Kurzcheck: Darum geht es in Der Kartograph
Die nördlichen Reiche von Nalos sollen urbar gemacht werden und so schickt die Königin Gimnax euch aus, um die Landschaft zu kartografieren. Das weiß ich aber nur, weil ich für diese Rezension gerade den Fluff-Text auf der Rückseite der Schachtel gelesen habe. Die Story ist egal, Spaß steckt in der Mechanik. Insgesamt spielt man vier Jahreszeiten, wobei immer zwei ausliegende Wertungskarten pro Jahreszeit definieren, wofür man Punkte erhält. Da diese Karten für die gesamten Jahreszeiten offen ausliegen, kann man selbst für die letzte Wertung schon eine Strategie entwickeln.

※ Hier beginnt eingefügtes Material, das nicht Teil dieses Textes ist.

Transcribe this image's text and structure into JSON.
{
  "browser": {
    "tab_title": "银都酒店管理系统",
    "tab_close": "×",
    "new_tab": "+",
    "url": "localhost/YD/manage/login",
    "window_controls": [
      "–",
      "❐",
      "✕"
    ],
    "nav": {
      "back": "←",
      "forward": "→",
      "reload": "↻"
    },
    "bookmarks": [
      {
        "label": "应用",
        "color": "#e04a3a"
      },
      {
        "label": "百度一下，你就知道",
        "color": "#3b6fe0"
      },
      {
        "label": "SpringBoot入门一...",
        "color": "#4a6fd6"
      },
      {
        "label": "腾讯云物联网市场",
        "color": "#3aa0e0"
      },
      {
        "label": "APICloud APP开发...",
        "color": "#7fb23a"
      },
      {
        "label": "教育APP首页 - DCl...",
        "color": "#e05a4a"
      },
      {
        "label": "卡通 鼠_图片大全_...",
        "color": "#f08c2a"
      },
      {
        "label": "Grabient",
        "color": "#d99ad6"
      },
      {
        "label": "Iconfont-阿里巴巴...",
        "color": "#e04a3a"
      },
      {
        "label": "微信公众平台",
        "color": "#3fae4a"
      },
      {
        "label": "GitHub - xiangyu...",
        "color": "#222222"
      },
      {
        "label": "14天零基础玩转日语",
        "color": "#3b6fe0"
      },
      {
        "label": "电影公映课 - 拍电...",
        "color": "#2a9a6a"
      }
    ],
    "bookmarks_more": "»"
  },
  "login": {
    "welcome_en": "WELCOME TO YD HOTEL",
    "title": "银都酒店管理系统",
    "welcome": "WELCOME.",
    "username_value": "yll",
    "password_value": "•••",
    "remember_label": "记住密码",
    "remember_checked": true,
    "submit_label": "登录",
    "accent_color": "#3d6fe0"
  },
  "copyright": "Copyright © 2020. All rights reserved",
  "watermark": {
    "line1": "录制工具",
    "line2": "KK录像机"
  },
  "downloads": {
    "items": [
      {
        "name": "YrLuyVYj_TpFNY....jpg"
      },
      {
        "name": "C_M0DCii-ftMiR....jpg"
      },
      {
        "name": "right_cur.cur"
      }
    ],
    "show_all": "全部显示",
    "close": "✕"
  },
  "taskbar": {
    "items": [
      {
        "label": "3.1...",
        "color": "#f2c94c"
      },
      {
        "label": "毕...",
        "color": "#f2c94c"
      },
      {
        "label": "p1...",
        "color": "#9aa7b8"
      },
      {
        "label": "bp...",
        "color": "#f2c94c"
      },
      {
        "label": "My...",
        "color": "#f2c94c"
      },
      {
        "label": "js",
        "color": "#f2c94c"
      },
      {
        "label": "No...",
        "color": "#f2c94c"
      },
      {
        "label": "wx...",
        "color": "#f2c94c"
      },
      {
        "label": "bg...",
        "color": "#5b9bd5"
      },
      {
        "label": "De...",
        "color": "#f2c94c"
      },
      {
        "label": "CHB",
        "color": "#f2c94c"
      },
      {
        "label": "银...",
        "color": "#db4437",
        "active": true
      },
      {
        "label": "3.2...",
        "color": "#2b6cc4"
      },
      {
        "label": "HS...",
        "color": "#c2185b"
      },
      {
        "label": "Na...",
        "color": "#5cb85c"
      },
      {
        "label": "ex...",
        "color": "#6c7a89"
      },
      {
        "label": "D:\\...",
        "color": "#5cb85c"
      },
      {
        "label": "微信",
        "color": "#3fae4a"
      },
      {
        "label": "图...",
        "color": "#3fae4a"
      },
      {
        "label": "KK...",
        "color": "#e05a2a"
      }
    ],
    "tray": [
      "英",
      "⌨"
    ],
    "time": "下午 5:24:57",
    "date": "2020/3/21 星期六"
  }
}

Pro Jahreszeit werden nun eine gewisse Anzahl an Erkundungskarten gezogen, die bestimmen, welche Kategorie man in welcher Form auf seine Landkarte einzeichnet. Wer am Ende die meisten Siegpunkte aus den Wertungskarten gequetscht hat, gewinnt das Spiel und wird königlicher… verdammt, hier hört der Fluff der Anleitung auf. Einfach nur ein gewöhnlicher Sieger! Ob das der Königin Gimnax gefällt?
Der steinige Weg…
Die Bilder zeigen es schon, es wird wirklich wild gemalt und dabei hart geplant! Da von Anfang an alle Wertungen offen ausliegen, fängt das Grübeln schon mit der ersten Landschaftskarte an. Nicht nur wo ich etwas einzeichne ist relevant, sondern oft bieten die Karten auch selbst Wahlmöglichkeiten. Nehme ich die L-Form oder nur die kleine Ecke, dafür aber zusätzlich eine Goldmünze. Die bringt mir direkt Siegpunkte oder lässt sich für Sonderaktionen auslösen. Mehr noch, ich habe oft die Wahl, ob ich zum Beispiel Wald einzeichne oder Dörfer. Der Einstieg in das Spiel ist vom Grad des Anspruchs nicht gering! Das Der Kartograph als Kennerspiel nominiert war, wird spätestens jetzt klar. Wir sind aber noch nicht am Ende! Einige Karten haben zusätzliche Bedingungen, weil die eingezeichnete Form eine Ruine besetzen muss. Davon hat jeder nur 6 auf seiner Landkarte. Die Stellen um diese Ruinen sind also empfindliche Gebiete. Wer keine Ruine oder genügend Platz für die Form hat, wird bestraft und darf nur ein Kästchen einzeichnen.
…über die Monster…
Weiter geht es mit den Monstern! Diese erhöhen die Interaktion, denn wird eine Monsterkarte gezogen, gibt man seine Landkarte an eine andere Person weiter, welche nun auf der Landkarte mit dem Bleistift berserken darf. Eingezeichnete Monster vernichten dabei nicht nur Platz, sondern freie Flächen drumherum geben jede Runde Minuspunkte. Glaubt mir, diese Monster schmerzen mehr als ein Angriff von Hastur bei Cthulhu Wars und stehen einer langfristigen und sorgfältigen Planung komplett im Weg!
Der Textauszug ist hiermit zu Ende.